In principle, any characteristic of the instrument, objects of measurement, or measurement contexts that influences the change in probability of a modeled response (i.e., slope of the item response function) is a threat to unit invariance. Such influences produce instability in the unit. Progress in science requires stable unit specifications because it is only through such conventions that a unit is reproduced and shared. A large fraction of the metrology budget for more mature sciences is devoted to identifying and engineering around threats to unit stability.

A big step in realizing the metrology program outlined by Humphry is the abandonment of descriptive Rasch models in favor of an explicit causal interpretation of the regression of the response probability on the exponentiated difference between a person parameter and an instrument/item parameter. All that is meant by this causal claim is that an intervention on the person parameter can be traded off for an offsetting intervention on the item parameters to hold the probability of a correct response constant. If this trade-off property is experimentally verified throughout the range of the attribute and is invariant across task types, person characteristics, and measurement contexts, then, a stable reproducible unit for measuring persons and items has been specified and actualized. If invariance is lacking, say for a new task type, the first thing to check is whether the new task type purportedly measuring the same construct as the task type evidencing invariance has unexpected added easiness/hardness or is measuring in a differently sized unit. In writing research we have found that human and machine scoring of student writings need to be adjusted for differences in unit size, and once this adjustment is made the concordance between machine scoring and human ratings is striking.
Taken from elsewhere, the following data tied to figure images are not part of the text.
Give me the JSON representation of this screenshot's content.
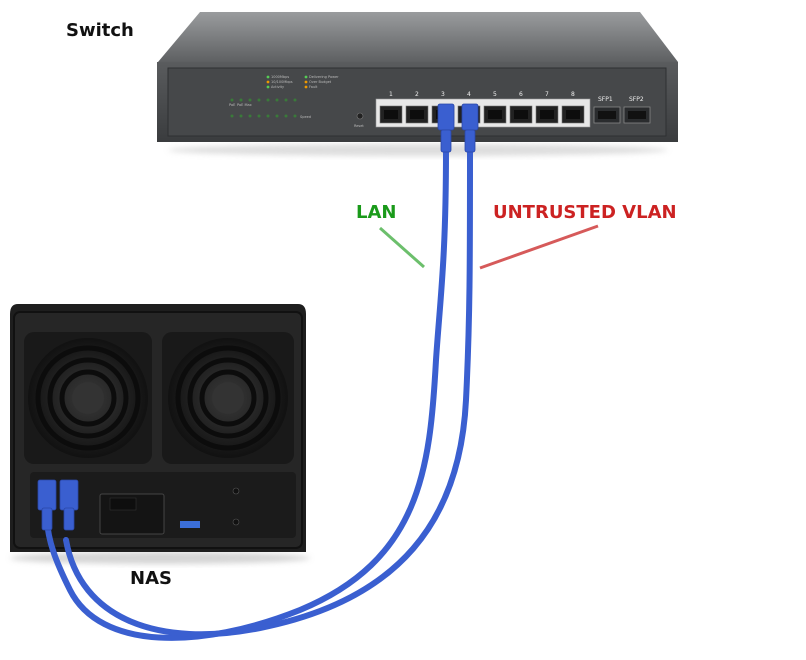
{
  "title_switch": "Switch",
  "title_nas": "NAS",
  "lan": {
    "label": "LAN",
    "color": "#1a9a1a",
    "line_color": "#6cbf6c"
  },
  "vlan": {
    "label": "UNTRUSTED VLAN",
    "color": "#cc2222",
    "line_color": "#d65a5a"
  },
  "cable_color": "#3a5fd0",
  "switch_panel": {
    "port_labels": [
      "1",
      "2",
      "3",
      "4",
      "5",
      "6",
      "7",
      "8"
    ],
    "sfp_labels": [
      "SFP1",
      "SFP2"
    ],
    "legend_left": [
      "1000Mbps",
      "10/100Mbps",
      "Activity"
    ],
    "legend_right": [
      "Delivering Power",
      "Over Budget",
      "Fault"
    ],
    "led_row_labels": [
      "PoE",
      "PoE Max",
      "Speed"
    ],
    "reset_label": "Reset"
  }
}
A measurement instrument is built to detect variation of a kind. The specification equation answers the question what causes the variation the instrument detects? It is also clear that non-test behaviors (e.g., reading a Harry Potter novel) can be brought into a reading measurement frame of reference by imagining that the novel contains an ensemble of test items the distribution properties of which may be treated as known. The text complexity for the novel is then the reader ability required to correctly answer, say, 75% of the virtual items making up the novel. The specification equation is the tool used to calibrate these non-test behaviors. A third use of the specification equation is to calibrate actual test items making it possible to convert counts correct into quantities for, for example, computer-generated reading items. However, all of the above uses of the specification equation pale in relation to the role the specification equation can and should play in maintaining the unit of scale for an attribute. Once a specification equation for an attribute is “locked down” the unit origin and unit size are fixed. New task types and measurement contexts (e.g., machine vs. human scoring) can be linked back to the fixed unit. Tampering with the specification equation by changing the intercept or adjusting the regression weights alters the origin and unit size, respectively. Thus, the specification equation defines the unit, independent of any particular test form or linking study, and maintains that unit over widely varying instrumentation and measurement contexts.
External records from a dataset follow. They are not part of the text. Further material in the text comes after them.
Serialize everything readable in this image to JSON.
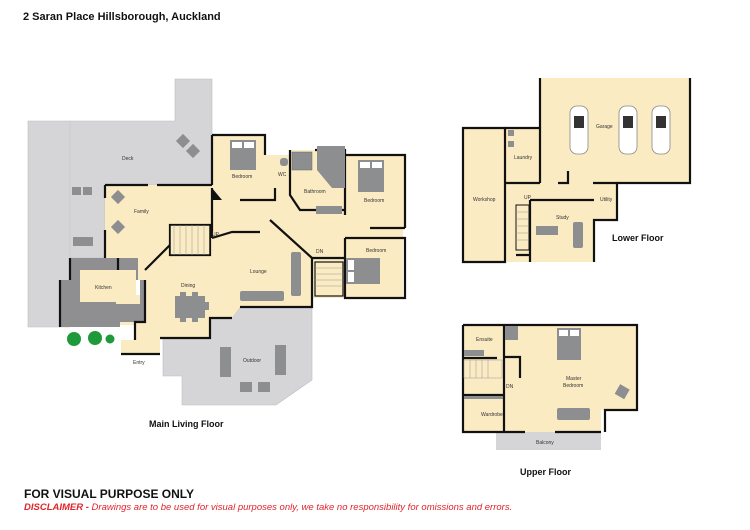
{
  "header": {
    "title": "2 Saran Place Hillsborough, Auckland"
  },
  "colors": {
    "floor": "#fbebc3",
    "outdoor": "#d5d5d7",
    "wall": "#111111",
    "furniture": "#8d8e90",
    "counter": "#8f8f91",
    "plant": "#1e9a3a",
    "disclaimer": "#e0242b"
  },
  "floors": {
    "main": {
      "label": "Main Living Floor",
      "rooms": {
        "deck": "Deck",
        "bedroom1": "Bedroom",
        "wc": "WC",
        "bathroom": "Bathroom",
        "bedroom2": "Bedroom",
        "bedroom3": "Bedroom",
        "family": "Family",
        "up": "UP",
        "dn": "DN",
        "lounge": "Lounge",
        "kitchen": "Kitchen",
        "dining": "Dining",
        "entry": "Entry",
        "outdoor": "Outdoor"
      }
    },
    "lower": {
      "label": "Lower Floor",
      "rooms": {
        "garage": "Garage",
        "laundry": "Laundry",
        "workshop": "Workshop",
        "up": "UP",
        "study": "Study",
        "utility": "Utility"
      }
    },
    "upper": {
      "label": "Upper Floor",
      "rooms": {
        "ensuite": "Ensuite",
        "master1": "Master",
        "master2": "Bedroom",
        "dn": "DN",
        "wardrobe": "Wardrobe",
        "balcony": "Balcony"
      }
    }
  },
  "footer": {
    "heading": "FOR VISUAL PURPOSE ONLY",
    "disclaimer_label": "DISCLAIMER -",
    "disclaimer_text": " Drawings are to be used for visual purposes only, we take no responsibility for omissions and errors."
  }
}
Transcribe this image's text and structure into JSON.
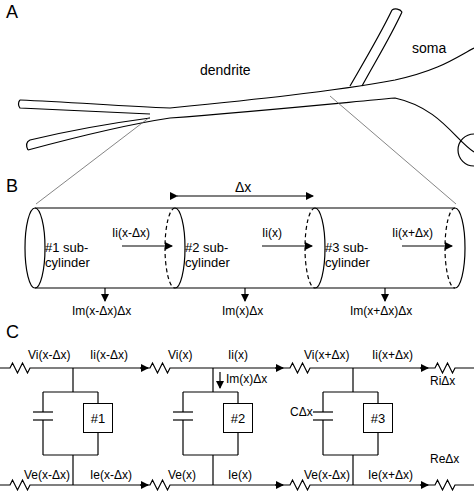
{
  "diagram": {
    "nodes": [
      {
        "text": [
          "#1"
        ]
      },
      {
        "text": [
          "#2"
        ]
      },
      {
        "text": [
          "#3"
        ]
      }
    ],
    "labels": [
      "A",
      "dendrite",
      "soma",
      "B",
      "Δx",
      "#1 sub-cylinder",
      "Ii(x-Δx)",
      "#2 sub-cylinder",
      "Ii(x)",
      "#3 sub-cylinder",
      "Ii(x+Δx)",
      "Im(x-Δx)Δx",
      "Im(x)Δx",
      "Im(x+Δx)Δx",
      "C",
      "Vi(x-Δx)",
      "Ii(x-Δx)",
      "Vi(x)",
      "Ii(x)",
      "Vi(x+Δx)",
      "Ii(x+Δx)",
      "Im(x)Δx",
      "RiΔx",
      "CΔx",
      "Ve(x-Δx)",
      "Ie(x-Δx)",
      "Ve(x)",
      "Ie(x)",
      "Ve(x-Δx)",
      "Ie(x+Δx)",
      "ReΔx"
    ]
  }
}
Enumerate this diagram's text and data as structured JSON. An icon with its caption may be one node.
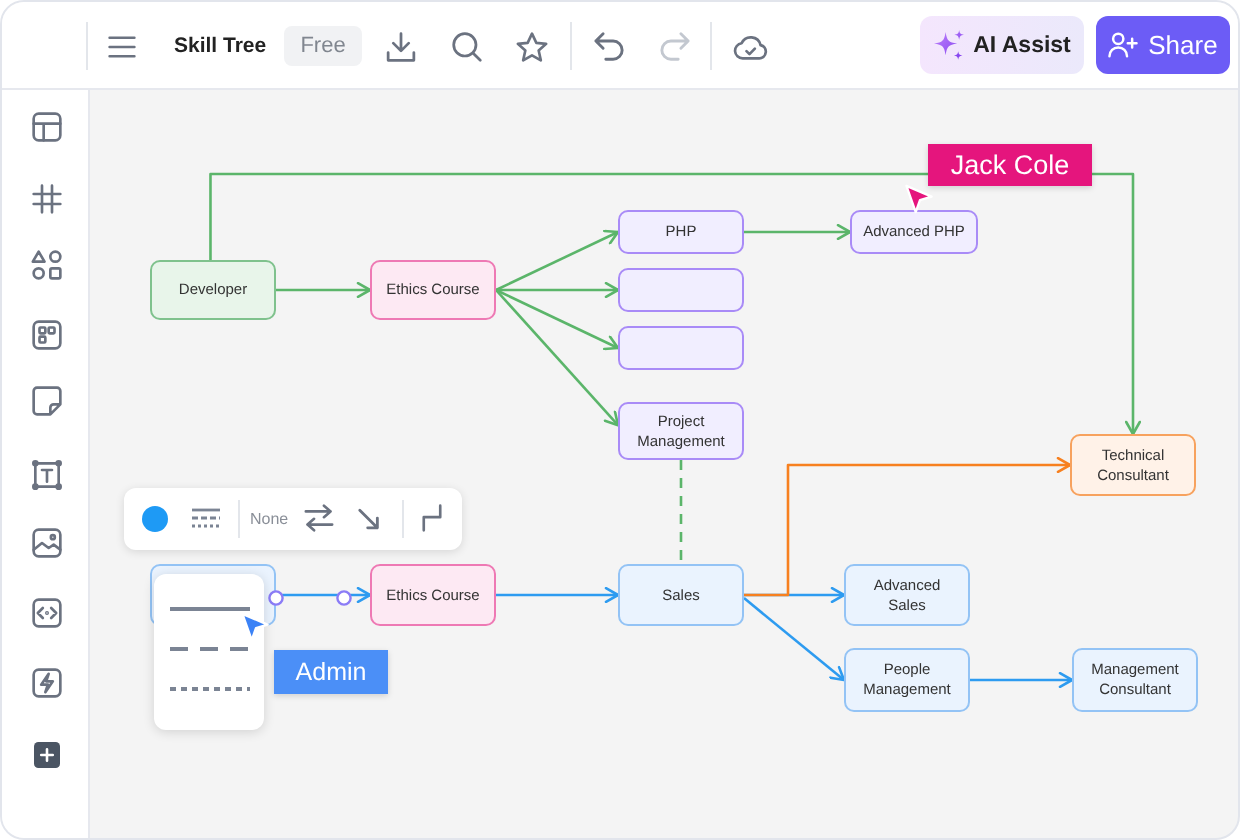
{
  "diagram": {
    "nodes": [
      {
        "text": [
          "Developer"
        ]
      },
      {
        "text": [
          "Ethics Course"
        ]
      },
      {
        "text": [
          "PHP"
        ]
      },
      {
        "text": [],
        "shape": "box"
      },
      {
        "text": [],
        "shape": "box"
      },
      {
        "text": [
          "Project Management"
        ]
      },
      {
        "text": [
          "Advanced PHP"
        ]
      },
      {
        "text": [
          "Technical Consultant"
        ]
      },
      {
        "text": [],
        "shape": "box"
      },
      {
        "text": [
          "Ethics Course"
        ]
      },
      {
        "text": [
          "Sales"
        ]
      },
      {
        "text": [
          "Advanced Sales"
        ]
      },
      {
        "text": [
          "People Management"
        ]
      },
      {
        "text": [
          "Management Consultant"
        ]
      }
    ],
    "edges": [
      {
        "from": 0,
        "to": 1,
        "arrow": "to"
      },
      {
        "from": 0,
        "to": 7,
        "arrow": "to"
      },
      {
        "from": 1,
        "to": 2,
        "arrow": "to"
      },
      {
        "from": 1,
        "to": 3,
        "arrow": "to"
      },
      {
        "from": 1,
        "to": 4,
        "arrow": "to"
      },
      {
        "from": 1,
        "to": 5,
        "arrow": "to"
      },
      {
        "from": 2,
        "to": 6,
        "arrow": "to"
      },
      {
        "from": 5,
        "to": 10,
        "arrow": "none",
        "style": "dashed"
      },
      {
        "from": 10,
        "to": 7,
        "arrow": "to",
        "color": "#f7801f"
      },
      {
        "from": 8,
        "to": 9,
        "arrow": "to",
        "color": "#2d9bf0"
      },
      {
        "from": 9,
        "to": 10,
        "arrow": "to",
        "color": "#2d9bf0"
      },
      {
        "from": 10,
        "to": 11,
        "arrow": "to",
        "color": "#2d9bf0"
      },
      {
        "from": 10,
        "to": 12,
        "arrow": "to",
        "color": "#2d9bf0"
      },
      {
        "from": 12,
        "to": 13,
        "arrow": "to",
        "color": "#2d9bf0"
      }
    ],
    "labels": [
      "Skill Tree",
      "Free",
      "AI Assist",
      "Share",
      "Jack Cole",
      "None",
      "Admin"
    ]
  }
}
It often happens that new task types, improved theory or improved technology necessitate changes to the specification equation that, if not taken into account, will result in a “new” unit. Adjustments to the specification equation can be made to ensure that the “old” unit and “new” unit are comparable as to origin and unit size. Typically some standard artifact (boiling point of normal water, platinum meter bar, or collection of empirically calibrated texts) is used to ensure unit stability over time.
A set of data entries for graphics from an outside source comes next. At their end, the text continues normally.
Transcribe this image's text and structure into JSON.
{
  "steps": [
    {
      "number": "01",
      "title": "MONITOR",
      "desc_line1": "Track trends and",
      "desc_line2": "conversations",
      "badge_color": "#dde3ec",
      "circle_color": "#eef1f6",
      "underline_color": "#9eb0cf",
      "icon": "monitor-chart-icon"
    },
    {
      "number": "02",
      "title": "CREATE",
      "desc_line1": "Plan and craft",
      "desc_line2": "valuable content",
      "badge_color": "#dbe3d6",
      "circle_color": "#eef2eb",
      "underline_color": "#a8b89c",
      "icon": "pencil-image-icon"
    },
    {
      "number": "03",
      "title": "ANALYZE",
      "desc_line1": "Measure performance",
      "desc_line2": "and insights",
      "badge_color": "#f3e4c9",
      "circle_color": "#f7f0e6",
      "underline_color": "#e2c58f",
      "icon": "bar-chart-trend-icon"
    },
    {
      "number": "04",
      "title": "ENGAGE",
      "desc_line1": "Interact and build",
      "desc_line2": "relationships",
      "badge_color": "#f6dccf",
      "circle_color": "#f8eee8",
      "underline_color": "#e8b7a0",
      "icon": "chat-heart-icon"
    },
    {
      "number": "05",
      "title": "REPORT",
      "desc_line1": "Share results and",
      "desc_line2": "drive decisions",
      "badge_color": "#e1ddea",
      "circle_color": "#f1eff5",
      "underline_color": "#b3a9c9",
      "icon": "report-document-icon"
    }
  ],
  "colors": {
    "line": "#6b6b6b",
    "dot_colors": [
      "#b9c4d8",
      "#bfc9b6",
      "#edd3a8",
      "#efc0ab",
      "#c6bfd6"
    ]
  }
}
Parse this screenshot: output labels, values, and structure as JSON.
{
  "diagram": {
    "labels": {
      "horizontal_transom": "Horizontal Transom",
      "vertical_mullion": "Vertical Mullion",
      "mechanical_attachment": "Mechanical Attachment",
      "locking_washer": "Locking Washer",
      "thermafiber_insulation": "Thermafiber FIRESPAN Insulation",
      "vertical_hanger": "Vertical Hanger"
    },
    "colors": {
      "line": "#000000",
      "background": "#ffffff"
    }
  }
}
Scale unification is a well-understood theme in the history of science. The obverse, scale proliferation, is a prominent feature of measurement theory and practice in the human and social sciences. Today there are dozens of scales for measuring every important attribute (anxiety, depression, reading ability, spatial reasoning). There is often debate about whether the fact that the task types vary in added easiness/hardness or unit size may signal that something different is being measured. Infrequently, attempts are made to document that the same attribute is being measured by the various instruments and then linking studies are launched that result in correspondence tables or equations that link the respective scales (similar to the equation that links the Fahrenheit and Celsius scales).

Humphry has sketched a metrology program for the human and social sciences to follow as we begin the arduous task of building a system of units. Although the far-term goal is a system of units for the human and social sciences, the near-term goal should be an invariant unit shared by a relevant community for a single attribute. We will learn much as these first attempts play out.